Alex: Always. That is why I am here - to grow in my profession. The music is my work. That is why I live. But I am happy with the group. I have never been this happy, especially today.
Alex: We need more.
Rolando: Everyday. If from here I meet someone and we say okay, let’s have another collaboration, I’ll be ready to go there because always when you meet new people, you meet new rhythms, new dances. We never say it’s over, I’m done here, It’s enough here. No.
It’s interesting how you have such varied opinions and yet work so well together. Does that come easy?
Alex: No, it’s not easy because these are five minds that we need to unite into one.
What does it take?
René: We’ve been in the business playing music for a long time and every week you’re in a new situation. Maybe you have to cooperate with someone new and in the process you’re developing yourself in different contexts. It takes energy but it gives a lot of energy back.
Okay, 5-in-1. What did you think of your HIFA performance, of HIFA? How do you like Zimbabwe? Are you coming back?
Rolando: People of Zimbabwe are great people. I love them. I think they love me. It’s my first time to HIFA and I enjoyed it. On first performance here was intimidating because this is a big festival full of music superstars but after that I went to see a few people perform and I told myself to be original and do what o know best. That is why for me today’s concert was different from yesterdays’. All of us today were open but yesterday we were nervous. For me it’s a great festival. I would love to come back every year.

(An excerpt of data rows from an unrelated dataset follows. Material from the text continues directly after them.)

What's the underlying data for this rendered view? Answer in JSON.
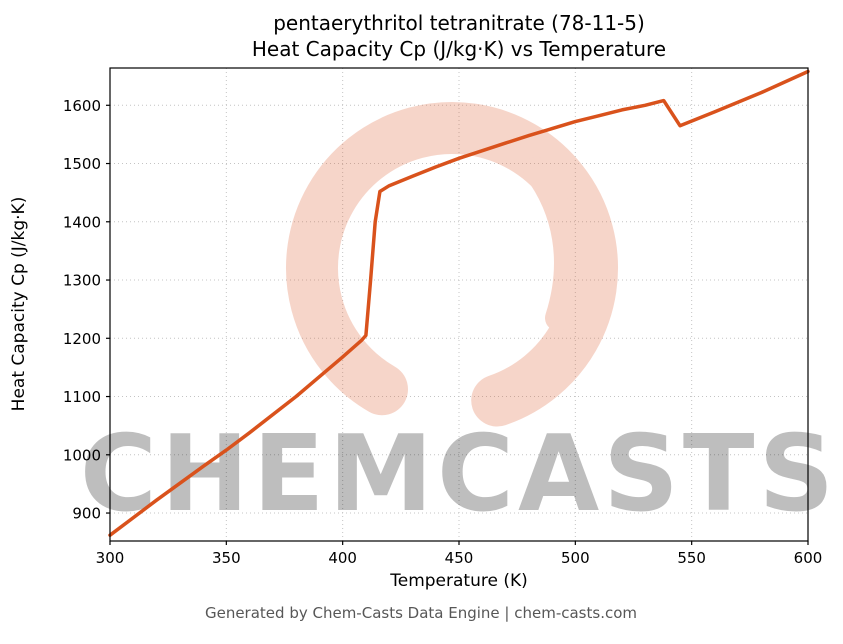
{
  "page": {
    "title_line1": "pentaerythritol tetranitrate (78-11-5)",
    "title_line2": "Heat Capacity Cp (J/kg·K) vs Temperature",
    "footer": "Generated by Chem-Casts Data Engine | chem-casts.com"
  },
  "watermark": {
    "text": "CHEMCASTS",
    "logo": "brush-circle-c-logo",
    "color": "#dd5a2e",
    "opacity": 0.25
  },
  "chart_data": {
    "type": "line",
    "title": "pentaerythritol tetranitrate (78-11-5) Heat Capacity Cp (J/kg·K) vs Temperature",
    "xlabel": "Temperature (K)",
    "ylabel": "Heat Capacity Cp (J/kg·K)",
    "xlim": [
      300,
      600
    ],
    "ylim": [
      852,
      1664
    ],
    "xticks": [
      300,
      350,
      400,
      450,
      500,
      550,
      600
    ],
    "yticks": [
      900,
      1000,
      1100,
      1200,
      1300,
      1400,
      1500,
      1600
    ],
    "grid": true,
    "grid_color": "#c4c4c4",
    "line_color": "#d9521c",
    "legend": "none",
    "series": [
      {
        "name": "Heat Capacity Cp",
        "x": [
          300,
          320,
          340,
          350,
          360,
          380,
          400,
          408,
          410,
          412,
          414,
          416,
          420,
          430,
          440,
          450,
          460,
          470,
          480,
          490,
          500,
          510,
          520,
          530,
          538,
          545,
          560,
          580,
          600
        ],
        "y": [
          862,
          922,
          980,
          1008,
          1038,
          1100,
          1168,
          1196,
          1205,
          1300,
          1400,
          1452,
          1462,
          1478,
          1494,
          1509,
          1522,
          1535,
          1548,
          1560,
          1572,
          1582,
          1592,
          1600,
          1608,
          1565,
          1589,
          1622,
          1658
        ]
      }
    ]
  }
}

Alex: I am grateful to be in Zimbabwe. It’s my first time in Harare. I love it. It’s so quiet. About the performance, I loved it. Yesterday like Rolando said, we were nervous. It was so difficult to understand what was happening around. Today we were so free, so open. I enjoyed the concert. I enjoyed the people who came to see us. I enjoyed everything. Tomorrow we’re leaving but we’re leaving with good spirits about Zimbabwe and I hope to
come back to HIFA next year.
René: If I may borrow the words of an artist I heard yesterday. “It’s a great place of music!”